Amazon beendet den Kindle-Support für Altgeräte. Viele Nutzer retten ihre E-Book-Reader jetzt per Jailbreak vor dem Elektroschrott.
Ob der Hersteller mit seiner Strategie für mehr Schrott sorgen will? Auf jeden Fall zwingt man die Kunden zum Kauf von neuen Kindle-Geräten. Amazon hat den offiziellen Support für zahlreiche ältere Kindle-Modelle eingestellt. Betroffen sind unter anderem Geräte der ersten und zweiten Generation, Kindle DX, Kindle Touch sowie diverse Kindle-Fire-Tablets aus dem Jahr 2012 oder älter. In der Modding- und Jailbreak-Szene sorgt die Entscheidung bereits für neue Aktivitäten.
Alte Kindle-Geräte nur noch eingeschränkt nutzbar
Die E-Book-Reader funktionieren zwar weiterhin eingeschränkt, doch neue Bücher lassen sich auf vielen Geräten künftig nicht mehr direkt über Amazon kaufen. Bereits heruntergeladene Inhalte sind von der Sperre nicht betroffen. Zudem können Nutzer weiterhin eigene E-Books per USB aufspielen – etwa DRM-freie Titel von Portalen wie Project Gutenberg oder Standard Ebooks. Oder man nutzt Schwarzkopien von E-Books, was allerdings verboten ist.
In einschlägigen Foren und auf Reddit diskutieren Besitzer der Altgeräte inzwischen verstärkt über alternative Firmware-Lösungen und Jailbreaks. Ziel ist es meist, die künstlichen Einschränkungen des Herstellers zu umgehen und den Reader technisch weiterzuverwenden. Beliebt sind unter anderem eine zusätzliche EPUB-Unterstützung, alternative Reader-Apps, eigene Bildschirmschoner oder komplett modifizierte Benutzeroberflächen.
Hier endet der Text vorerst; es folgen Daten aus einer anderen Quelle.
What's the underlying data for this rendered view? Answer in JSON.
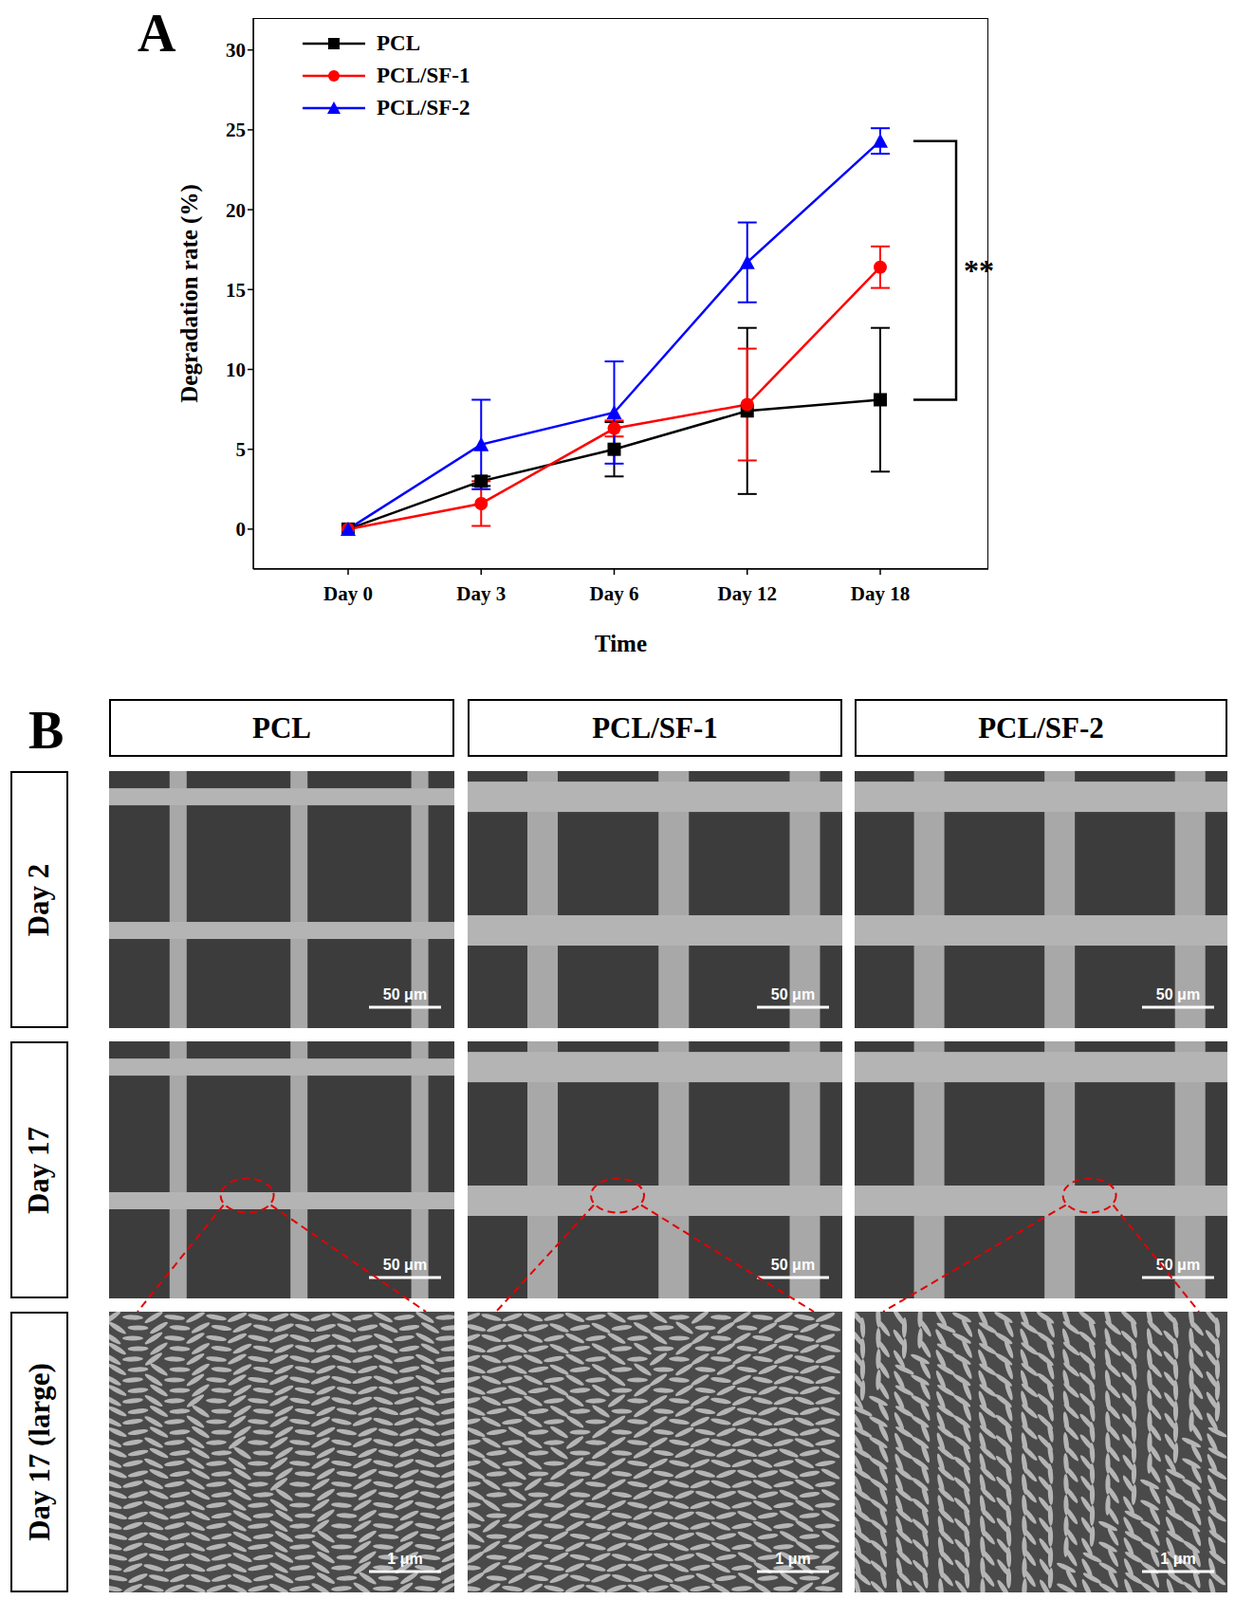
{
  "chart_data": {
    "type": "line",
    "panel_label": "A",
    "x_label": "Time",
    "y_label": "Degradation rate (%)",
    "categories": [
      "Day 0",
      "Day 3",
      "Day 6",
      "Day 12",
      "Day 18"
    ],
    "series": [
      {
        "name": "PCL",
        "color": "#000000",
        "marker": "square",
        "values": [
          0,
          3.0,
          5.0,
          7.4,
          8.1
        ],
        "errors": [
          0,
          0.3,
          1.7,
          5.2,
          4.5
        ]
      },
      {
        "name": "PCL/SF-1",
        "color": "#ff0000",
        "marker": "circle",
        "values": [
          0,
          1.6,
          6.3,
          7.8,
          16.4
        ],
        "errors": [
          0,
          1.4,
          0.5,
          3.5,
          1.3
        ]
      },
      {
        "name": "PCL/SF-2",
        "color": "#0000ff",
        "marker": "triangle",
        "values": [
          0,
          5.3,
          7.3,
          16.7,
          24.3
        ],
        "errors": [
          0,
          2.8,
          3.2,
          2.5,
          0.8
        ]
      }
    ],
    "ylim": [
      -2.5,
      32
    ],
    "yticks": [
      0,
      5,
      10,
      15,
      20,
      25,
      30
    ],
    "legend": "upper left",
    "grid": false,
    "annotations": [
      {
        "text": "**",
        "from": "PCL/SF-2",
        "to": "PCL",
        "category": "Day 18"
      }
    ]
  },
  "panel_b": {
    "label": "B",
    "columns": [
      "PCL",
      "PCL/SF-1",
      "PCL/SF-2"
    ],
    "rows": [
      {
        "label": "Day 2",
        "scale_bar": "50 μm"
      },
      {
        "label": "Day 17",
        "scale_bar": "50 μm"
      },
      {
        "label": "Day 17 (large)",
        "scale_bar": "1 μm"
      }
    ]
  }
}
E-Book-Reader in der Modding-Szene beliebt
Gerade in der Modding-Szene gelten ältere Kindle-Geräte seit Jahren als interessante Bastelplattform. Einige Nutzer verwandeln die stromsparenden E-Ink-Displays sogar in digitale Bilderrahmen, Status-Dashboards oder Smart-Home-Anzeigen.
Technisch basiert vieles auf bekannten Jailbreak-Projekten aus der Szene, die teilweise seit über zehn Jahren gepflegt werden. Besonders häufig fällt dabei der Name „Calibre“, eine Open-Source-Software zur Verwaltung und Konvertierung von E-Books.
Rechtlich bewegt sich das Thema wie so oft in einer Grauzone. Das reine Jailbreaking eigener Hardware ist in vielen Ländern grundsätzlich legal, kann jedoch gegen Amazons Nutzungsbedingungen verstoßen. Juristisch kritisch wird es aber erst, wenn man urheberrechtlich geschützte Inhalte oder eine modifizierte Firmware illegal verbreitet.
Warum Hersteller ihre eigene Hardware ausmustern
Für viele Nutzer ist die aktuelle Entwicklung ein weiteres Beispiel dafür, wie Hersteller funktionierende Hardware künstlich altern lassen. Apple macht es mit seinen Geräten ganz genauso. Irgendwann bekommt man keine neue Betriebssystem-Version mehr, Wochen später streiken die ersten Programme, weil sie unbedingt die neueste Version benutzen wollen. Entsprechend groß ist der Zuspruch innerhalb der Szene für Projekte, die alten Geräten per Community-Hacks ein zweites Leben ermöglichen sollen. Ansonsten könnte man die E-Book-Reader nur noch wegwerfen oder verschenken. In den USA bietet Amazon dafür sogar ein eigenes Recycling-Programm an.